Alors qu'adultes et enfants plantent des "variétés locales, comme l'aubépine, pour faire un peu d'ombre, en attendant que les platanes coupés repoussent", Julie Remise se dit "révoltée".
"On a déjà une route. Vu comment tourne le monde, ce n'est pas la peine de bitumer plus", plaide-t-elle, signalant la RN126.
- Un projet "exemplaire" -
Bien au contraire, le concessionnaire privé Atosca qualifie son projet d'"exemplaire" en termes "d'écoute" de la population concernée, de respect de l'environnement ou de création d'emplois.
Concernant la disparition de terres agricoles, "nous avons réduit l'emprise de 380 à 300 hectares", précise son directeur général Martial Gerlinger à l'AFP.
Les principaux élus du Tarn, de tous bords politiques, soutiennent l'autoroute qui pourrait réduire d'une vingtaine de minutes le Castres-Toulouse en 2025, un trajet d'un peu plus d'une heure aujourd'hui.
"La plupart des Tarnais sont heureux de ce projet", vecteur d'emplois, souligne Bernard Carayon, conseiller régional LR d'Occitanie, mobilisé depuis 30 ans pour la construction de cette autoroute. "Castres-Mazamet, ajoute-t-il, c'est le seul bassin économique de plus de 100.000 habitants aujourd'hui privé d'autoroute ou de desserte TGV".
M. Gerlinger rappelle un sondage Odoxa: 75% des personnes concernées par le projet y sont favorables.
Le collectif d'opposants "La voie est libre" conteste cette enquête, l'échantillon n'étant notamment pas selon eux représentatif de l'ensemble des personnes concernées.
Un membre de ce collectif, Thomas Digard préfère souligner les conclusions de la commission d'enquête publique de février dernier, basée sur quelque 3.800 contributions.
- Le 22 avril, mobilisation -
"De nombreuses observations (...) s'opposent au projet d'autoroute et réclament (...) un aménagement de la RN126 et parfois aussi le développement des transports en commun", selon cette commission.
Cet aménagement a d'ailleurs été jugé "plus pertinent" en termes environnementaux par le Conseil national de protection de la nature (CNPN) et l'autorité environnementale, rappelle-t-elle.
"La solution autoroutière (...) n'est retenue et défendue comme l'unique solution essentiellement parce que l'Etat et les collectivités ne veulent pas en supporter le financement", affirme-t-elle encore.
Malgré ces réserves, le projet a obtenu les autorisations nécessaires, et les travaux ont débuté. Puis des opposants ont installé les tentes à Vendine, provoquant l'inquiétude du ministre de l'Intérieur.

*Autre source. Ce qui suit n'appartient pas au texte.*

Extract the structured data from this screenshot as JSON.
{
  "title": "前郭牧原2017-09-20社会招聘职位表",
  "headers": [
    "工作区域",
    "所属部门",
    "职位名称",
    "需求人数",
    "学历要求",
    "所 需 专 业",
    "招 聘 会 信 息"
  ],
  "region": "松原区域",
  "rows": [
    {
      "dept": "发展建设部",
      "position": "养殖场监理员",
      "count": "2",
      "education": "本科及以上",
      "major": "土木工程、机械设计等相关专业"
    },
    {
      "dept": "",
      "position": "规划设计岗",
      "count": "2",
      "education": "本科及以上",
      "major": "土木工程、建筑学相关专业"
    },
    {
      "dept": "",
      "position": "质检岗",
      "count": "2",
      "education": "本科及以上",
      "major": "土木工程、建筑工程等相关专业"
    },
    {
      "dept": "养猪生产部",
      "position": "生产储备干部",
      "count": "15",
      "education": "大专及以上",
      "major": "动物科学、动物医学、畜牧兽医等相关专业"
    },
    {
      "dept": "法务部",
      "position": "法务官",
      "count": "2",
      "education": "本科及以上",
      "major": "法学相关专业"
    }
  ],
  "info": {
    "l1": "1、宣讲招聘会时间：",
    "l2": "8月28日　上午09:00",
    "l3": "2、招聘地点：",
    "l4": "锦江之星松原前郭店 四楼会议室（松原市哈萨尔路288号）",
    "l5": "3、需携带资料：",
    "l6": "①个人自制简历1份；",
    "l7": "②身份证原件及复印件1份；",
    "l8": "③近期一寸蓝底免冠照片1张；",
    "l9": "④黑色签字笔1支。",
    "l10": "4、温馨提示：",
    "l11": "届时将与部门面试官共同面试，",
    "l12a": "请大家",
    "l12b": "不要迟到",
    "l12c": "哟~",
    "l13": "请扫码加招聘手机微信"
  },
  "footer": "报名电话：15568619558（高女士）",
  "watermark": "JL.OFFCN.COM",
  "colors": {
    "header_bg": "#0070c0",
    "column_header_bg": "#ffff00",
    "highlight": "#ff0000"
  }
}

Auditionné par des sénateurs le 5 avril dernier, après les affrontements entre gendarmes et manifestants fin mars à Sainte-Soline (Deux-Sèvres), Gérald Darmanin a classé l'A69 parmi les 42 projets "susceptibles de faire naître des contestations extrêmement violentes", y compris "contre les institutions républicaines".
Alors qu'une manifestation, à laquelle appellent, parmi bien d'autres, des organisateurs de Sainte-Soline, est prévue sur le tracé de l'A69 le 22 avril prochain, le ministre a estimé que "d'énormes difficultés se poseront pour les forces de l'ordre".
Pour Thomas Digard, avec ce type de déclarations, "Darmanin met le feu aux poudres".